How can we survive a world built on exaggeration and embellishment, on lies and deception? How can we avoid deception? The answer is simple, at least in theory: We must value truth over everything.

“Let not mercy and truth forsake thee: bind them about thy neck; write them upon the table of thine heart” (Proverbs 3:3). Learn to value truth over emotion, over comfort or feeling good, over the perceptions of friends and family. Gird your loins with the truth, the Apostle Paul admonishes in Ephesians 6:14.

In your pursuit of knowledge, develop a strong attachment to facts. Always seek the truth. Defend the truth. Never get comfortable with altering the truth, coloring the truth, editing the truth. Never get comfortable with telling lies, even the smallest, tiniest “whitest” lies. Be extremely careful with exaggeration and embellishment.

Above all, look to God and His Word for the truth. “Sanctify them through thy truth: thy word is truth,” Jesus said (John 17:17). Psalm 19:7 says, “The law of the Lord is perfect, converting the soul; the testimony of the Lord is sure, making wise the simple.” True education is studying and understanding the testimony, or truth, of God.

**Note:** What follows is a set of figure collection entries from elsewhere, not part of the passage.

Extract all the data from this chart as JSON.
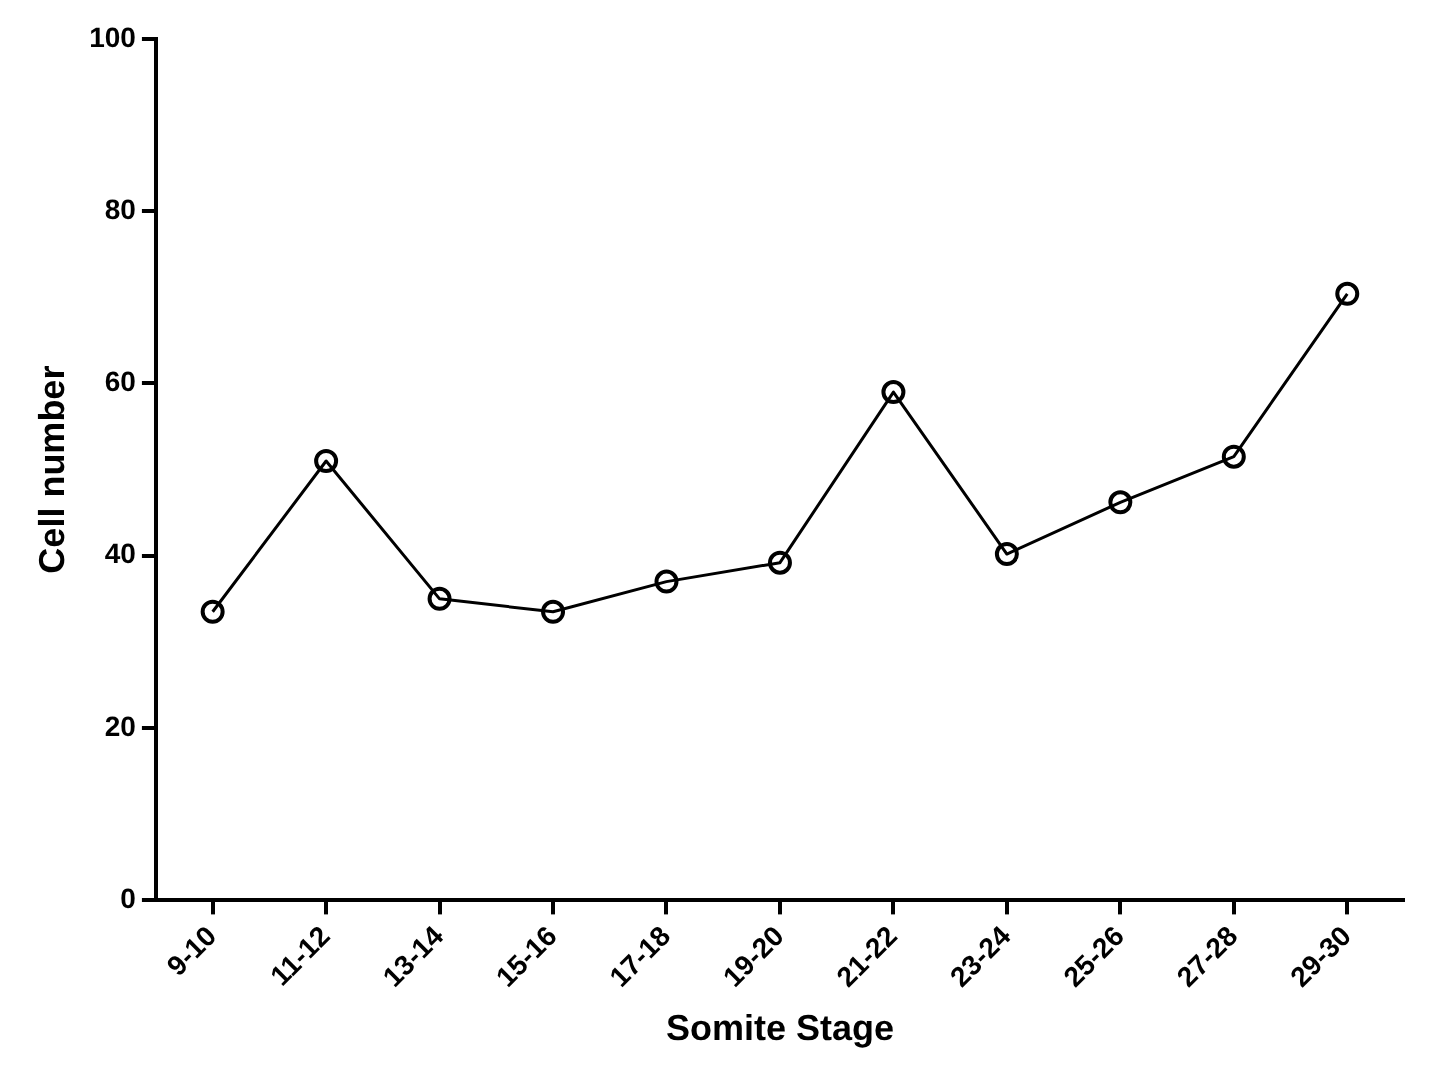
{
  "chart_data": {
    "type": "line",
    "xlabel": "Somite Stage",
    "ylabel": "Cell number",
    "categories": [
      "9-10",
      "11-12",
      "13-14",
      "15-16",
      "17-18",
      "19-20",
      "21-22",
      "23-24",
      "25-26",
      "27-28",
      "29-30"
    ],
    "series": [
      {
        "color": "#000000",
        "values": [
          33.5,
          51,
          35,
          33.5,
          37,
          39.2,
          59,
          40.2,
          46.2,
          51.5,
          70.4
        ]
      }
    ],
    "ylim": [
      0,
      100
    ],
    "yticks": [
      0,
      20,
      40,
      60,
      80,
      100
    ],
    "grid": false,
    "legend": false,
    "marker": "circle",
    "line_style": "solid"
  }
}
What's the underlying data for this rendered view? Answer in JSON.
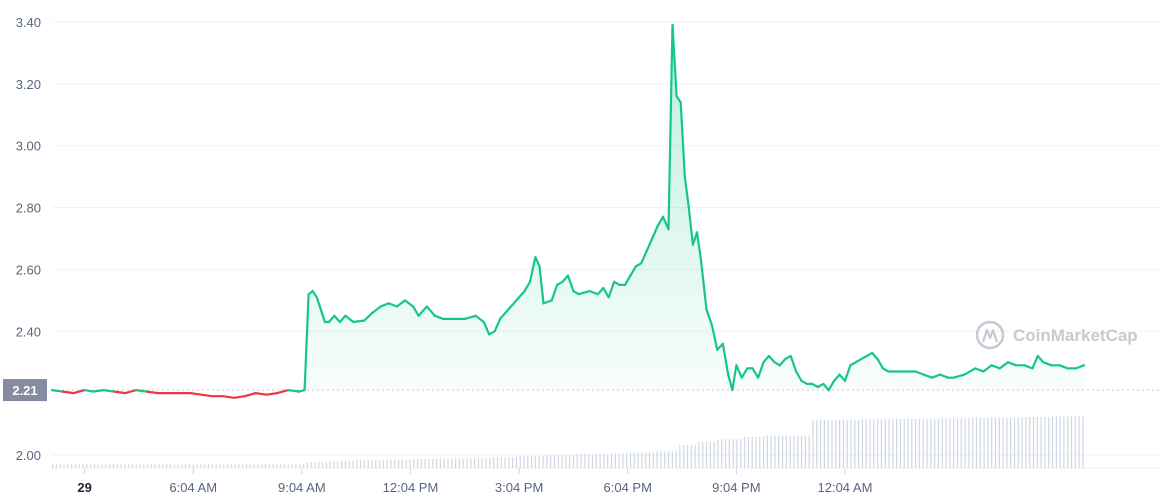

The only way to navigate this fake world is to be armed with God’s knowledge, with His law, doctrines and teachings. God’s law is both an anchor and a compass.

You may think I’m talking only about spiritual truths, religious doctrines and practices. Maybe you are more interested in navigating the material world, seeing through all the lies and phoniness in politics and education, in the grocery store and on social media. Studying the Bible won’t really help you avoid the shoals of deception in all these areas, will it? Yes, it absolutely does.

God’s Word is full of practical, day-to-day, simple, basic and relevant instruction on how to survive and thrive in Satan’s world!

God’s Word tells us to “prove all things” and not take what we see or hear at face value. Learn to read labels, literally and figuratively. The Bible cautions us not to let others think for us. Don’t let slick marketers tell you what you need. Don’t let greedy, vain or deviant influencers define what constitutes happiness, contentment or success. Don’t let musicians and movies define what makes for a healthy relationship or healthy behavior.

The Bible endorses the habit of asking penetrating questions—being skeptical. “Beloved, believe not every spirit, but try the spirits whether they are of God: because many false prophets are gone out into the world,” admonished the Apostle John (1 John 4:1). Ask yourself: Is this consistent with God’s law? Of course, this means you must know God’s truth and God’s law.

Truly, in a world that constantly bombards us with lies, the most important activities we can engage in every single day are studying the truth of God and praying to the God of truth. God sees through the fakery with perfect vision. And He promises to open our eyes to it if we ask Him. “Thy word is a lamp unto my feet, and a light unto my path” (Psalm 119:105). Above all, seek after righteousness: Those who love truth and strive to obey God’s laws cannot be deceived!

In a fake world, find comfort and encouragement in the words of Jesus Christ in John 8:32: “And ye shall know the truth, and the truth shall make you free.”